Fox News takes a look at four distinct events and reports on the incredible lack of consistency used in labeling an act as "domestic terrorism."
According to the Patriot Act, domestic terrorism is defined as an act of violence that is intended to "intimidate or coerce a civilian population, to influence the policy of a government by intimidation or coercion or to affect the conduct of a government by mass destruction, assassination, or kidnapping."
So... what falls under this category?
According to the report, the shooting earlier in August at a Sikh temple in Wisconsin does. The shooting this week at the Family Research Council "is also being handled as an act of domestic terrorism, a source told Fox News."
But look at what is NOT being labeled as "domestic terrorism":
A recruitment center shooting in the summer of 2009 by a man who described himself as an operative for Al Qaeda in Yemen was not handled as a terrorism case. It was prosecuted in an Arkansas state court.
And the Fort Hood massacre in November 2009, when 13 were killed and more than 30 wounded, has never been described officially as an act of terrorism even though the alleged shooter shouted "Allahu Akbar," or God is great, when he opened fire.

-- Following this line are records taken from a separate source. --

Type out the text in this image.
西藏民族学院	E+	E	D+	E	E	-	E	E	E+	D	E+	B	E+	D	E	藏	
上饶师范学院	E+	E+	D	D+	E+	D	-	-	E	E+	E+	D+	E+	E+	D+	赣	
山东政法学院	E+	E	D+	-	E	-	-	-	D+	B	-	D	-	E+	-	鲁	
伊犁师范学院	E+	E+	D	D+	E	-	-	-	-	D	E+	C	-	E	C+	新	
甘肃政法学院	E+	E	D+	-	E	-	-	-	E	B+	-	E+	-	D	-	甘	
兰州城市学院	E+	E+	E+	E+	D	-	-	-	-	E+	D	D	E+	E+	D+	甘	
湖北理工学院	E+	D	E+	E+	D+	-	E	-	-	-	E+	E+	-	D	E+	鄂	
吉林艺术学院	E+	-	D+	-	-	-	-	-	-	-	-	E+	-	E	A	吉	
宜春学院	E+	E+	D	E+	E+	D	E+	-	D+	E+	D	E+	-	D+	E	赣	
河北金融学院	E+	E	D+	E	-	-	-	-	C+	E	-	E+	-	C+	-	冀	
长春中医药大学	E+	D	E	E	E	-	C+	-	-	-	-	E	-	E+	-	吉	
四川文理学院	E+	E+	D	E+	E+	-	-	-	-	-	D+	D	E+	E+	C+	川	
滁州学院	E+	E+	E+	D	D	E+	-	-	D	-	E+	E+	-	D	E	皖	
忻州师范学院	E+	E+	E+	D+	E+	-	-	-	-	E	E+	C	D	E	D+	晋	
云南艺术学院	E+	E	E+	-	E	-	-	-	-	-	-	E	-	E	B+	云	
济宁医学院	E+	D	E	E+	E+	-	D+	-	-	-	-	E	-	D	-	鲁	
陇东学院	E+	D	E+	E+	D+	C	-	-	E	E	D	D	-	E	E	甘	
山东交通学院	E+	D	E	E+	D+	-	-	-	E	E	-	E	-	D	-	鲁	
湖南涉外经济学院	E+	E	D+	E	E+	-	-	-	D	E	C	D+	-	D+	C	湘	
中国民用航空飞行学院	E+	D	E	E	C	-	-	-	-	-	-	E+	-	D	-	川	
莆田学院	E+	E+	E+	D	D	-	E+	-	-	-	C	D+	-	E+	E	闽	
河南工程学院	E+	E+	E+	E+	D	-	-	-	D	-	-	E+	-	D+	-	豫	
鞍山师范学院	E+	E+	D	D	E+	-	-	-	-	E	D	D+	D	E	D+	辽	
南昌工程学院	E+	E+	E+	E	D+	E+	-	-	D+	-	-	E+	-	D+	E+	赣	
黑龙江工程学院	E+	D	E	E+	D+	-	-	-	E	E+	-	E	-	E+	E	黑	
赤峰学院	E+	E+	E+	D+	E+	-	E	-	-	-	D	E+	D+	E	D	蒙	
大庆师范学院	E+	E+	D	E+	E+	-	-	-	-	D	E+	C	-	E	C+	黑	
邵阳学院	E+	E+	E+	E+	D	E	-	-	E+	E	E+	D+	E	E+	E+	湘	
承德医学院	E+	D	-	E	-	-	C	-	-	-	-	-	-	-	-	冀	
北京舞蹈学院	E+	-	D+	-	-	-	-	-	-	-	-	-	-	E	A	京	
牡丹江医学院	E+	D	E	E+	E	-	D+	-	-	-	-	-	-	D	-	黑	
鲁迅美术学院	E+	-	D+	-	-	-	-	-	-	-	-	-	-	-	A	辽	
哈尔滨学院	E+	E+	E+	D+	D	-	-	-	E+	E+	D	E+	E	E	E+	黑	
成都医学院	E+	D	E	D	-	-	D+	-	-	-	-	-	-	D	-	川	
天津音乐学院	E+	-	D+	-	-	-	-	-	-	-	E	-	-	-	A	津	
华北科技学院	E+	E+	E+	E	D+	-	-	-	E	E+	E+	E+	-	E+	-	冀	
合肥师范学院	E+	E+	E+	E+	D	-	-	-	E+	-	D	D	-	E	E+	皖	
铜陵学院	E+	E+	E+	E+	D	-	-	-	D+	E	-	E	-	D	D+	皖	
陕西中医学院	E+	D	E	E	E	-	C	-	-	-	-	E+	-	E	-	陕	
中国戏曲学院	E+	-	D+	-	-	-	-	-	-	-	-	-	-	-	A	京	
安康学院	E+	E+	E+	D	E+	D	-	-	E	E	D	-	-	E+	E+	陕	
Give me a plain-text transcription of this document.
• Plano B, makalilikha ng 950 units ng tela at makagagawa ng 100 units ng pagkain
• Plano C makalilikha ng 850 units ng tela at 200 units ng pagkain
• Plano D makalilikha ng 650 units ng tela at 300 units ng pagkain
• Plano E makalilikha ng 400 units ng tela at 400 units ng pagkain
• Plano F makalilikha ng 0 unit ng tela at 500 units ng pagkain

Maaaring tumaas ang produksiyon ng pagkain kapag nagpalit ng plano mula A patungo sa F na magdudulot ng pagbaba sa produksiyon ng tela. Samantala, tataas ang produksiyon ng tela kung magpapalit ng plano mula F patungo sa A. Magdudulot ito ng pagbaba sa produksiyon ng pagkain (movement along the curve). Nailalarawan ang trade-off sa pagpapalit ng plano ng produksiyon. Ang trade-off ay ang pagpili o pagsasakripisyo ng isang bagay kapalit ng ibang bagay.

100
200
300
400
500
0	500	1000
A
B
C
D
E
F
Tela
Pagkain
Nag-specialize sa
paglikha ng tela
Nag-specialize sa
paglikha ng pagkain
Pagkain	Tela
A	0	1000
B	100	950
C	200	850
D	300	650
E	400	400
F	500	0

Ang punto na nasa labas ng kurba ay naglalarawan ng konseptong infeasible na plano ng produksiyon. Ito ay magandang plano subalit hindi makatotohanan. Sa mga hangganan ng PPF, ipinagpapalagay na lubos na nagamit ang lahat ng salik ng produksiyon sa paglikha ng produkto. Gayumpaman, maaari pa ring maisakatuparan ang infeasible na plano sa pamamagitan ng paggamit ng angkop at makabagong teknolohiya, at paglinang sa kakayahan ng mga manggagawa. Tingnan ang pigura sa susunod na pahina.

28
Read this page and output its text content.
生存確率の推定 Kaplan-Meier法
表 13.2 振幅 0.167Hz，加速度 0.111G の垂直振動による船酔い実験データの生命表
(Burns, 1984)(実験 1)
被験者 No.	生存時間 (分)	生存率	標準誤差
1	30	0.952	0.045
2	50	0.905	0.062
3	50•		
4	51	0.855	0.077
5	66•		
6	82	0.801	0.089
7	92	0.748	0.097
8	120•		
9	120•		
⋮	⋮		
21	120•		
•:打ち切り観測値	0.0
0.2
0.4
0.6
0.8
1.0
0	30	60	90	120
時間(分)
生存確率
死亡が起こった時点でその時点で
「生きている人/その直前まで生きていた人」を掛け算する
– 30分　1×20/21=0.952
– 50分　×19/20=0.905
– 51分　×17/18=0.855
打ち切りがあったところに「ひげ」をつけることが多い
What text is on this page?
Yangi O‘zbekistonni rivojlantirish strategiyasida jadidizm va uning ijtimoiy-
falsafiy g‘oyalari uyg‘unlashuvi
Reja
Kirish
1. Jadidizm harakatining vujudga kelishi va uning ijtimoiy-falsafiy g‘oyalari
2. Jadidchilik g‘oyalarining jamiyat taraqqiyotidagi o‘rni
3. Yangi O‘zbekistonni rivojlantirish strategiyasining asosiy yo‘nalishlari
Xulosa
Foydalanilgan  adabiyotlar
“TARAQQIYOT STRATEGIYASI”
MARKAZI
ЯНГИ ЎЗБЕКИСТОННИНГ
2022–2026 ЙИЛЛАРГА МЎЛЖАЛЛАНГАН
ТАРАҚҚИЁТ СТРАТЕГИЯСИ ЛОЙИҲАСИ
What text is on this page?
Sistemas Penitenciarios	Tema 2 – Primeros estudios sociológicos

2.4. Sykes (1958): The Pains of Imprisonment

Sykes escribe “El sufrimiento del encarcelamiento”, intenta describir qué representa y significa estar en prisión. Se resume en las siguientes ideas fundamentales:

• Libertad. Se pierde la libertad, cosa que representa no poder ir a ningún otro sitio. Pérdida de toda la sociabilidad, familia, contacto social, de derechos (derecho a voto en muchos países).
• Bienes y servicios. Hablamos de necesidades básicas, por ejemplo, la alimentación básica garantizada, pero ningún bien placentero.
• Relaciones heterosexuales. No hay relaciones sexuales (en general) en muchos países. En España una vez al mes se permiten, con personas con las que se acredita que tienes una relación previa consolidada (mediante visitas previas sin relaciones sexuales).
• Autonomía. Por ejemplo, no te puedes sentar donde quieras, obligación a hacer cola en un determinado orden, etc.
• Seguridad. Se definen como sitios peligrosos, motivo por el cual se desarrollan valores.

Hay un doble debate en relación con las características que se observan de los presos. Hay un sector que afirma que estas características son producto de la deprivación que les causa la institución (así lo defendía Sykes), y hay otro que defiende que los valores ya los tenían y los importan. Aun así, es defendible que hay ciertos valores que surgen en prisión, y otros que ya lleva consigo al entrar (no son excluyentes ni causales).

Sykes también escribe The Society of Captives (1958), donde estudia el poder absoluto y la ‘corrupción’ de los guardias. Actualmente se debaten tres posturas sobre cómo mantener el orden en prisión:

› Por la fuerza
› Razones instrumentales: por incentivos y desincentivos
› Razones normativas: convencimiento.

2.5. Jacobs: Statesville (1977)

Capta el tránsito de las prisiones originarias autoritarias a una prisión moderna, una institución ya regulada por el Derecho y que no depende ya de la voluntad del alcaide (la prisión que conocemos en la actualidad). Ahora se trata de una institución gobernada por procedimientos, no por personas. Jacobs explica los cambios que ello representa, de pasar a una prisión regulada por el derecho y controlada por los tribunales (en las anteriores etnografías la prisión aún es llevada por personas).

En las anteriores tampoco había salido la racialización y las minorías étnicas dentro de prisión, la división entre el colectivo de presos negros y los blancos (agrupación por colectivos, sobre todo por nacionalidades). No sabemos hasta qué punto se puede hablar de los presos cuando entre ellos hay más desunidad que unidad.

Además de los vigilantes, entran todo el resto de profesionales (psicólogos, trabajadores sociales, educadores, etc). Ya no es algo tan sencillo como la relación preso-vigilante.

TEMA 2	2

"Now, you know, we can have really a legal discussion about whether it's a hate crime or an act of terrorism," Rep. Peter King, R-N.Y., chairman of the House Homeland Security Committee, told Fox News. "I just wish there was some consistency here and certainly to me Fort Hood would be the classic case (of) what should be a clear case of terrorism."
Here's a video report:
Does it matter how an act of violence is labeled? It does when it means additional resources will be used to bring suspects to justice and to find out if others are involved. It also matters if politics and political correctness are being used to gloss over acts of violence that could be part of a trend or much larger plan.
What we should all be saying to the Obama administration is to forget about political correctness and fight terrorism! And yes... that even means going after al Qaeda and other Muslim extremists.